I sharpen my knives on a grinder that uses 2" x 72" belts. For that kind of aburdly sharp edge, I grinder sharpen a Moran edge (basically an appleseed profile vs a "v" bevel that a lansky creates) using a 600 grit belt, then hand hone with 800-1200 grit papers. You do this by mounting the paper on a mousepad. The "give" the mousepad offers helps the paper follow the moran edge. When its razor sharp, I then strop using a mounted leather "stick" strop until the edge is almost a mirror polish.
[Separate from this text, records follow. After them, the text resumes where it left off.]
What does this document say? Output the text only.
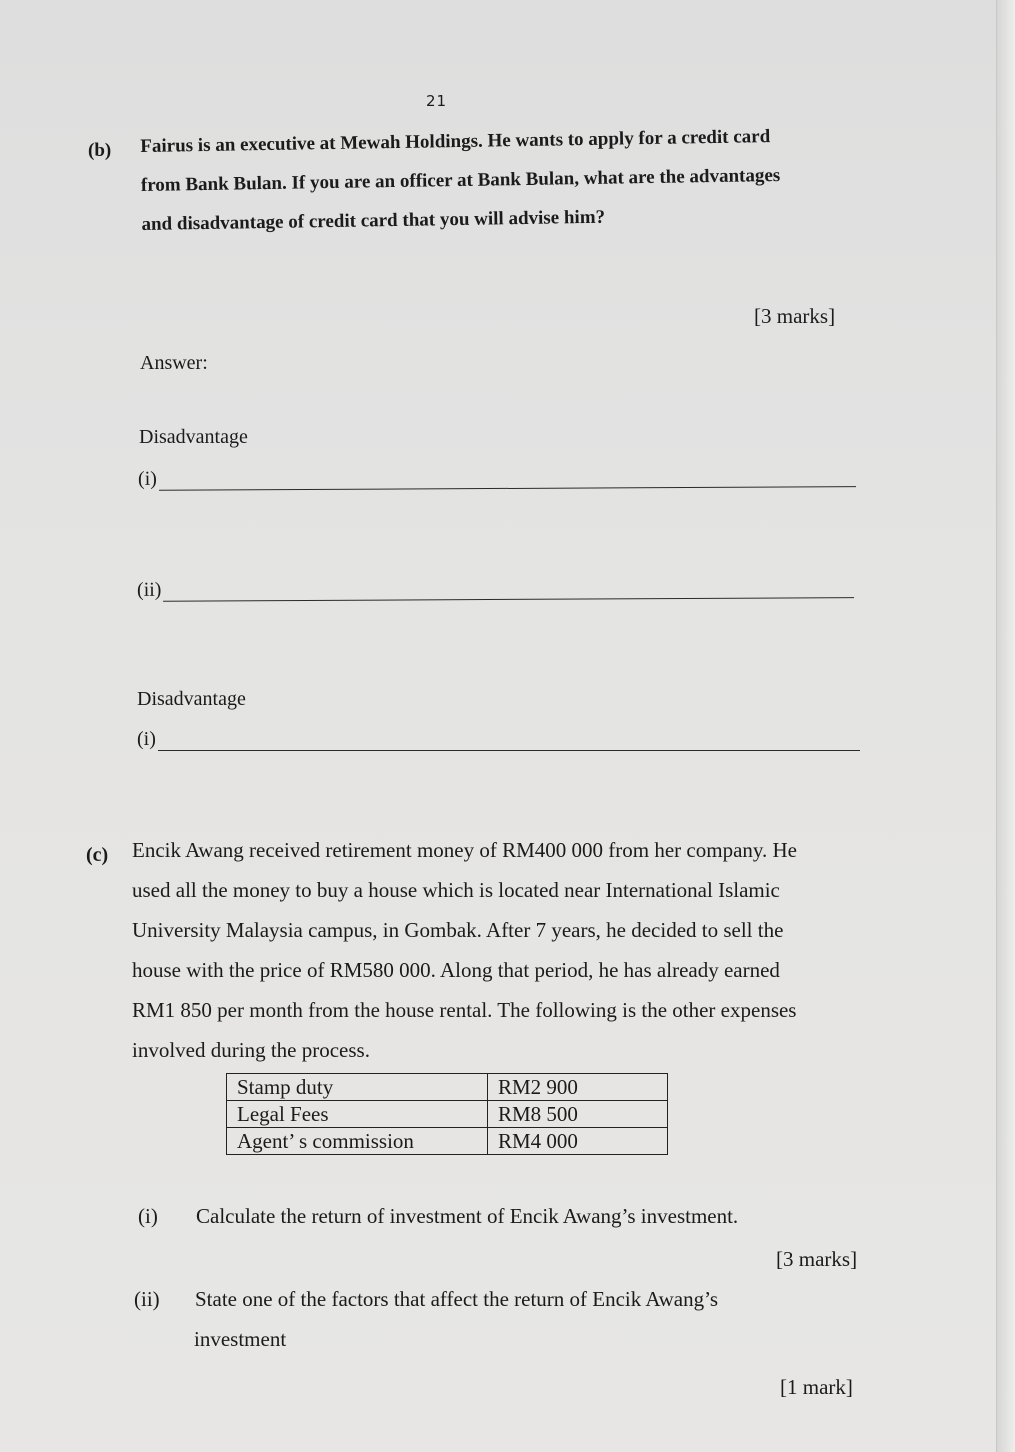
21
(b) Fairus is an executive at Mewah Holdings. He wants to apply for a credit card
from Bank Bulan. If you are an officer at Bank Bulan, what are the advantages
and disadvantage of credit card that you will advise him?
[3 marks]
Answer:
Disadvantage
(i)
(ii)
Disadvantage
(i)
(c) Encik Awang received retirement money of RM400 000 from her company. He
used all the money to buy a house which is located near International Islamic
University Malaysia campus, in Gombak. After 7 years, he decided to sell the
house with the price of RM580 000. Along that period, he has already earned
RM1 850 per month from the house rental. The following is the other expenses
involved during the process.
Stamp duty	RM2 900
Legal Fees	RM8 500
Agent’ s commission	RM4 000
(i) Calculate the return of investment of Encik Awang’s investment.
[3 marks]
(ii) State one of the factors that affect the return of Encik Awang’s
investment
[1 mark]
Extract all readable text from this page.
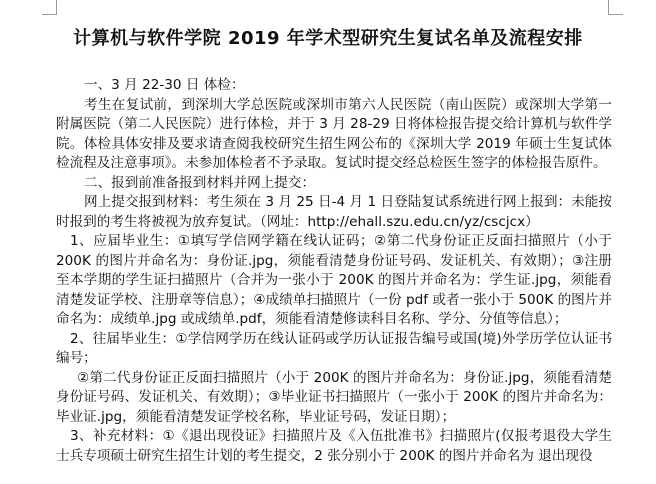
计算机与软件学院 2019 年学术型研究生复试名单及流程安排

一、3 月 22-30 日 体检：

考生在复试前，到深圳大学总医院或深圳市第六人民医院（南山医院）或深圳大学第一附属医院（第二人民医院）进行体检，并于 3 月 28-29 日将体检报告提交给计算机与软件学院。体检具体安排及要求请查阅我校研究生招生网公布的《深圳大学 2019 年硕士生复试体检流程及注意事项》。未参加体检者不予录取。复试时提交经总检医生签字的体检报告原件。

二、报到前准备报到材料并网上提交：

网上提交报到材料：考生须在 3 月 25 日-4 月 1 日登陆复试系统进行网上报到：未能按时报到的考生将被视为放弃复试。（网址：http://ehall.szu.edu.cn/yz/cscjcx）

1、应届毕业生：①填写学信网学籍在线认证码；②第二代身份证正反面扫描照片（小于 200K 的图片并命名为：身份证.jpg，须能看清楚身份证号码、发证机关、有效期）；③注册至本学期的学生证扫描照片（合并为一张小于 200K 的图片并命名为：学生证.jpg，须能看清楚发证学校、注册章等信息）；④成绩单扫描照片（一份 pdf 或者一张小于 500K 的图片并命名为：成绩单.jpg 或成绩单.pdf，须能看清楚修读科目名称、学分、分值等信息）；

2、往届毕业生：①学信网学历在线认证码或学历认证报告编号或国(境)外学历学位认证书编号；

②第二代身份证正反面扫描照片（小于 200K 的图片并命名为：身份证.jpg，须能看清楚身份证号码、发证机关、有效期）；③毕业证书扫描照片（一张小于 200K 的图片并命名为：毕业证.jpg，须能看清楚发证学校名称，毕业证号码，发证日期）；

3、补充材料：①《退出现役证》扫描照片及《入伍批准书》扫描照片(仅报考退役大学生士兵专项硕士研究生招生计划的考生提交，2 张分别小于 200K 的图片并命名为 退出现役
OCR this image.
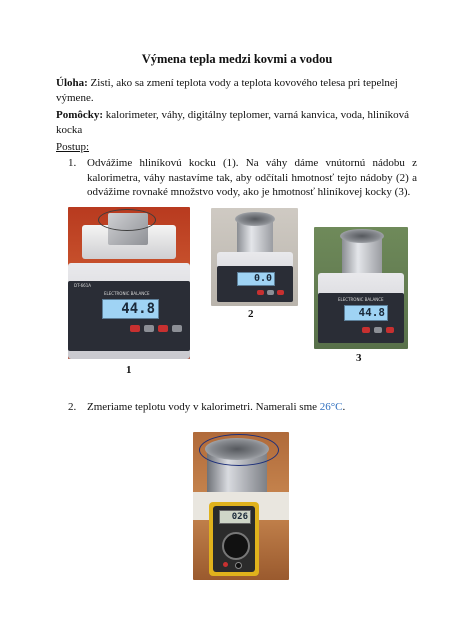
Výmena tepla medzi kovmi a vodou
Úloha: Zisti, ako sa zmení teplota vody a teplota kovového telesa pri tepelnej výmene.
Pomôcky: kalorimeter, váhy, digitálny teplomer, varná kanvica, voda, hliníková kocka
Postup:
1. Odvážime hliníkovú kocku (1). Na váhy dáme vnútornú nádobu z kalorimetra, váhy nastavíme tak, aby odčítali hmotnosť tejto nádoby (2) a odvážime rovnaké množstvo vody, ako je hmotnosť hliníkovej kocky (3).
2. Zmeriame teplotu vody v kalorimetri. Namerali sme 26°C.
DT-661A
ELECTRONIC BALANCE
44.8
1
0.0
2
ELECTRONIC BALANCE
44.8
3
026
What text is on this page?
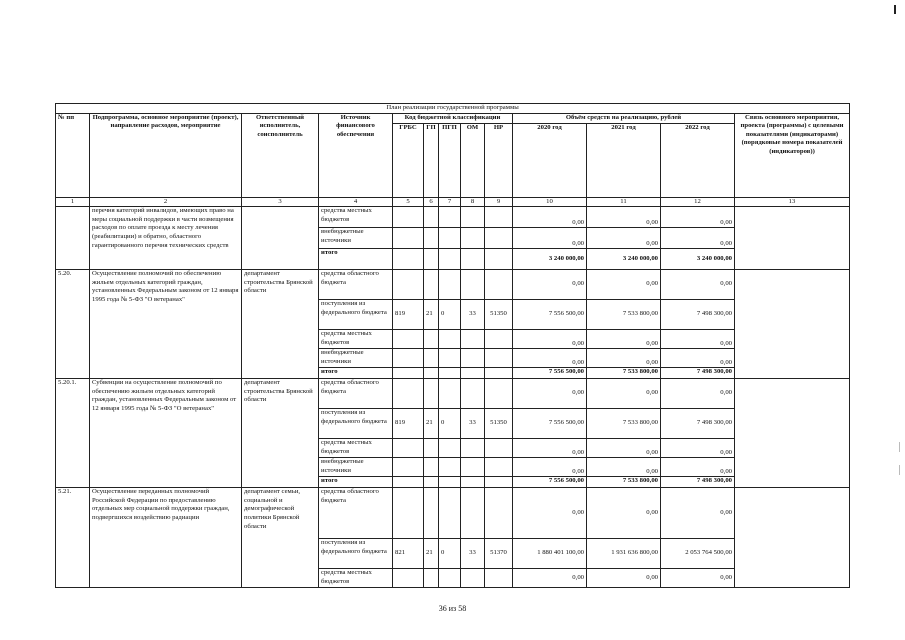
План реализации государственной программы												
№ пп	Подпрограмма, основное мероприятие (проект), направление расходов, мероприятие	Ответственный исполнитель, соисполнитель	Источник финансового обеспечения	Код бюджетной классификации					Объём средств на реализацию, рублей			Связь основного мероприятия, проекта (программы) с целевыми показателями (индикаторами) (порядковые номера показателей (индикаторов))
				ГРБС	ГП	ПГП	ОМ	НР	2020 год	2021 год	2022 год	
1	2	3	4	5	6	7	8	9	10	11	12	13
	перечня категорий инвалидов, имеющих право на меры социальной поддержки в части возмещения расходов по оплате проезда к месту лечения (реабилитации) и обратно, областного гарантированного перечня технических средств		средства местных бюджетов						0,00	0,00	0,00	
			внебюджетные источники						0,00	0,00	0,00	
			итого						3 240 000,00	3 240 000,00	3 240 000,00	
5.20.	Осуществление полномочий по обеспечению жильем отдельных категорий граждан, установленных Федеральным законом от 12 января 1995 года № 5-ФЗ "О ветеранах"	департамент строительства Брянской области	средства областного бюджета						0,00	0,00	0,00	
			поступления из федерального бюджета	819	21	0	33	51350	7 556 500,00	7 533 800,00	7 498 300,00	
			средства местных бюджетов						0,00	0,00	0,00	
			внебюджетные источники						0,00	0,00	0,00	
			итого						7 556 500,00	7 533 800,00	7 498 300,00	
5.20.1.	Субвенции на осуществление полномочий по обеспечению жильем отдельных категорий граждан, установленных Федеральным законом от 12 января 1995 года № 5-ФЗ "О ветеранах"	департамент строительства Брянской области	средства областного бюджета						0,00	0,00	0,00	
			поступления из федерального бюджета	819	21	0	33	51350	7 556 500,00	7 533 800,00	7 498 300,00	
			средства местных бюджетов						0,00	0,00	0,00	
			внебюджетные источники						0,00	0,00	0,00	
			итого						7 556 500,00	7 533 800,00	7 498 300,00	
5.21.	Осуществление переданных полномочий Российской Федерации по предоставлению отдельных мер социальной поддержки граждан, подвергшихся воздействию радиации	департамент семьи, социальной и демографической политики Брянской области	средства областного бюджета						0,00	0,00	0,00	
			поступления из федерального бюджета	821	21	0	33	51370	1 880 401 100,00	1 931 636 800,00	2 053 764 500,00	
			средства местных бюджетов						0,00	0,00	0,00	
36 из 58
This kind of absurd surgical edge is fun but not as practical. A good old convex moran edge is, IMHO, the best edge profile out there if maintained correctly. This image demonstrates why:
As you can see, maintaining a convex edge means you take material off the whole blade surface as you sharpen, so it will always cut with the same ability. With a lansky, after a few sharpenings, the cutting bevel is still the same angle but the "meat" behind it gets thicker with each sharpening.
In addition, the convex edge will "slip" through materials easier than the V profile. This comes into play most often in heavy chopping when you need to tread a fine line between a thin blade that wants to deform under heavy stress and a thick, strong blade that must force the wood apart more and results in less cutting ability.
ABS cutting competitions try to force makers to have the best of all worlds by having different tests in sucession. First fine cutting like paper tube slicing (sharpness), then timed 2X4 chopping (edge strength, proper heat treating), then rope cutting (edge geometry)....at the end, any deformations of the edge, chipping or even dulling of the knife are automatic disqualifications.